Just before his death, Horton had sold the company to the National Dairy Products Corporation. It was formed in 1923 as a merger of several dairy concerns and continued to grow through acquisitions, the most important of which was the addition of Sheffield Farms. Others included Breyers Ice Cream, also purchased in 1926, and Kraft-Phenix Cheese Corporation, in 1930. All of the companies continued to operate independently, marketing products under their recognized brand names. In 1969, National Dairy Products became Kraftco and then Kraft in 1976.

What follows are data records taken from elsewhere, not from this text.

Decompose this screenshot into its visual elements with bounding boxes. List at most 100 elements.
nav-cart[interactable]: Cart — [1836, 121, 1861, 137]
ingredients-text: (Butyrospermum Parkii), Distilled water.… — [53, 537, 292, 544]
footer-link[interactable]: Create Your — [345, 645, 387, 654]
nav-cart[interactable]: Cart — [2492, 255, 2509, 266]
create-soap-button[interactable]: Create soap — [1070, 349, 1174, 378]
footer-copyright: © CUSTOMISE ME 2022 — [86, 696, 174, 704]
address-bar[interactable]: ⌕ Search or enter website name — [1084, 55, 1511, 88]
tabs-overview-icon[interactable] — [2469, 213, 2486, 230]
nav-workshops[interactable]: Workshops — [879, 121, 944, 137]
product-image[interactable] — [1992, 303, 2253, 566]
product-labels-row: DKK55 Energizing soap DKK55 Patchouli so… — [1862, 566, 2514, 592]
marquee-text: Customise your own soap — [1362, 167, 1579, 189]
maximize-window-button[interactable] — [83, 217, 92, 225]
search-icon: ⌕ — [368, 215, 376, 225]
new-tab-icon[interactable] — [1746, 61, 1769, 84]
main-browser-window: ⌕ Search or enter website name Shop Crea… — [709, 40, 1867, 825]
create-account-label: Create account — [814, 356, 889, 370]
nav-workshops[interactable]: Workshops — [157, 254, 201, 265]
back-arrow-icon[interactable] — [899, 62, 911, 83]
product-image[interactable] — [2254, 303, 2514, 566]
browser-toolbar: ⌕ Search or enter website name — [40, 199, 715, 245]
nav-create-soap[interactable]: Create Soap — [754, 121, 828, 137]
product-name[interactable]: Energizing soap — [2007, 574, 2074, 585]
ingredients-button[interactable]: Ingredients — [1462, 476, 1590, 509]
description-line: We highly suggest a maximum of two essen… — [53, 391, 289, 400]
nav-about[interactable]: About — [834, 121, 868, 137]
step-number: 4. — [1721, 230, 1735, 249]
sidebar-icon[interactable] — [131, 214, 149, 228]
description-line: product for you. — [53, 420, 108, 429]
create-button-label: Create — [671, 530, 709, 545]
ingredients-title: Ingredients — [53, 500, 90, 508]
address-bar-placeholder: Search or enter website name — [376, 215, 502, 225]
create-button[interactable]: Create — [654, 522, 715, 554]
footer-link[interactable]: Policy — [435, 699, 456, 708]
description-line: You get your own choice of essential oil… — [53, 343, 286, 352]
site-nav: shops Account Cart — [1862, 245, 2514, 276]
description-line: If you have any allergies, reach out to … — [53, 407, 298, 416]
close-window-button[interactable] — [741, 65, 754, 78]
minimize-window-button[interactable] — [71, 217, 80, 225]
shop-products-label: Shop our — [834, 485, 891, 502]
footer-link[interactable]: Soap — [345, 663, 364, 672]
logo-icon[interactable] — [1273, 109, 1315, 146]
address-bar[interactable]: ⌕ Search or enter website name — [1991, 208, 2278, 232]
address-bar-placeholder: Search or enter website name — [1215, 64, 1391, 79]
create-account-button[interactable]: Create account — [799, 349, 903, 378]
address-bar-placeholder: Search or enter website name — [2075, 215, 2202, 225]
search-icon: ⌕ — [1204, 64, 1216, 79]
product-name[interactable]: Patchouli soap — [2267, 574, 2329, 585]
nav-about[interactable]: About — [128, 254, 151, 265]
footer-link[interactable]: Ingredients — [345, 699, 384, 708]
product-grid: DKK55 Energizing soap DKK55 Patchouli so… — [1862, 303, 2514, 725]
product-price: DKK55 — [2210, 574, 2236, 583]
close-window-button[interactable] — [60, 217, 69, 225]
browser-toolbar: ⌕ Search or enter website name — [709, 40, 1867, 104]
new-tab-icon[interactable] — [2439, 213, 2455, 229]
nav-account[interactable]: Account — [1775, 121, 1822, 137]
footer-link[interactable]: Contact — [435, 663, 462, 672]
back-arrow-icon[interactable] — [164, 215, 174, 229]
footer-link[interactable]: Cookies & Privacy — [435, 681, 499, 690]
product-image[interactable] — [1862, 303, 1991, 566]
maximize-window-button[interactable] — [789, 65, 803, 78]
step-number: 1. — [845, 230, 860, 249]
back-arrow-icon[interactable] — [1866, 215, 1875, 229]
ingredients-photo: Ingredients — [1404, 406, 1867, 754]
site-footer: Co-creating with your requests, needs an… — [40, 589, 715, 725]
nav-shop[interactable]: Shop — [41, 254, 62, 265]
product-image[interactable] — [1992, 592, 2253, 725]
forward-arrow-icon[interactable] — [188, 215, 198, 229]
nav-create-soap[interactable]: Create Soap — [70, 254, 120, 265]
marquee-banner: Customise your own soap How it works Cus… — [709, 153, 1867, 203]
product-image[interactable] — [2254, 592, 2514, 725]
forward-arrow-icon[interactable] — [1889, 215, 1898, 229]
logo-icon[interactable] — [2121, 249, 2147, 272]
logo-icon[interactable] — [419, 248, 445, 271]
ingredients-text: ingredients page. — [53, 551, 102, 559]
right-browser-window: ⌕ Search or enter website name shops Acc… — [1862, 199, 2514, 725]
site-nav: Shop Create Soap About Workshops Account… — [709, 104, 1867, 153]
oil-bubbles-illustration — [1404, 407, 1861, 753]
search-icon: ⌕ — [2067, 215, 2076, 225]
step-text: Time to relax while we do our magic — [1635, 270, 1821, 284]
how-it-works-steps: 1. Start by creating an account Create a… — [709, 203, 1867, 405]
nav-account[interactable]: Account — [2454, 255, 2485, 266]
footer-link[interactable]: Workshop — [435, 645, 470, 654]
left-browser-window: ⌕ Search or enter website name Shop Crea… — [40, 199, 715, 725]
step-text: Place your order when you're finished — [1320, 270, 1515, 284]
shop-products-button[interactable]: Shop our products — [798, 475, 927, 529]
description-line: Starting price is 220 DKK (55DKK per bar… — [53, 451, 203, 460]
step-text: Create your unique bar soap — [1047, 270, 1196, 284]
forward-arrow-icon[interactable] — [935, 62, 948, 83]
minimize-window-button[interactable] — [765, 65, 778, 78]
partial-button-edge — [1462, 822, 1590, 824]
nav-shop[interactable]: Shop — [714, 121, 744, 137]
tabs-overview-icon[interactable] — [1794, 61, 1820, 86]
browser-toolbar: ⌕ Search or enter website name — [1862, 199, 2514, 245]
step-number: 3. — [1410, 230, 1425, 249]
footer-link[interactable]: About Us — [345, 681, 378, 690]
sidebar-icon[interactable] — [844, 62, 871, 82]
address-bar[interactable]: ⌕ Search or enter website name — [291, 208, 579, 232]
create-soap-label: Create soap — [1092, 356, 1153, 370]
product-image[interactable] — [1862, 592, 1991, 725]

Horace S. Tuthill, Jr. retired in 1950 as a vice president of the Sheffield Farms Company in charge of sales and advertising, after thirty years with the company. Joseph A. Mulvihill and Michael J. Mulvihill worked for the company from the 1890's to 1950 in the New York City and Jamaica plants. There was also a store in Rockaway during the summer months.

Since 1964, the Sheffield buildings on West 57th Street between Tenth and Eleventh Avenues in Manhattan have been the CBS Broadcast Center.

The company built the Sheffield Farms Stable between 1903 and 1909. It was listed on the National Register of Historic Places in 2005.